You’d be amazed how many people don’t take advantage of the established company hiring best practices when it comes to contract workers. Often the reasoning is that a contractor is a temporary worker, so it’s not worth the hassle of a full onboarding process. The thing is that whether you’re working with contract workers or traditional workers, the results are the same when you don’t hire the right people. You will spend more time micromanaging your contractors than you will spend working on your own projects. if you hire someone who doesn’t manage their time well or pay attention to details.

Follow Proper Hiring Practices

You need to follow both state and federal laws when hiring employees. That includes retaining proper documents, paying accurate wages, and ensuring employees maintain necessary licensure when required. You need to have a written job description that includes all the expectations for employment, and you should have an established onboarding process.

In addition to the basic HR standards, you need to prepare for a proper interview. In addition to asking some standard interview questions, you should ask specific questions about the details of the skills listed on the applicant’s resume. Anything they offer as a fact about themselves is something you are allowed to ask for additional clarity on.

When you call a candidate’s references, ask specific questions. Here are a few to consider that will give the person some latitude on their answers:

1. What was it like to work with this candidate?

2. What are this candidate’s greatest strengths?

3. What were this candidate’s biggest areas of opportunity while you worked together?

4. What was one of this candidate’s biggest accomplishments while you worked together?

5. If you could hire this candidate again, would you? Why or why not? Note: An employer CAN disclose if they fired an employee.

6. How did this candidate handle challenges?

When you go through a proper hiring process you will have less chances that remote worker will try to scam you.

Establish SOPs for Onboarding, Ongoing Training, and Off-Boarding

An SOP, otherwise known as a standard operating procedure, is a step-by-step process that allows an organization to conduct consistent tasks without supervision.

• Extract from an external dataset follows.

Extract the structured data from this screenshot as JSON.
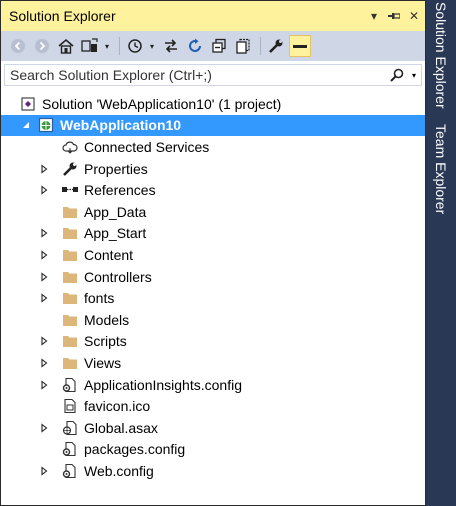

Whether you incorporate video as part of your training medium, your SOP should be a written policy.

For digital marketing purposes, you’ll want to ensure that your team is on the same page regarding the company guidelines. Include an SOP with a style guide if your employees will be communicating digitally.

You’ll want to review the work of your new employees and discuss any corrections you’ll require. Understand there is always a learning curve even when someone goes through training. However, if you find that you’re correcting more tasks than you have time to review, it may be time to re-evaluate your arrangement. Check out these free SOP templates to get started on your organized hiring process.

Whether looking for remote work employment or an opportunity to hire a remote contractor, it’s important to do your due diligence from start and finish. Sadly, even in nonprofit and ministry sectors people will try to take advantage of good people.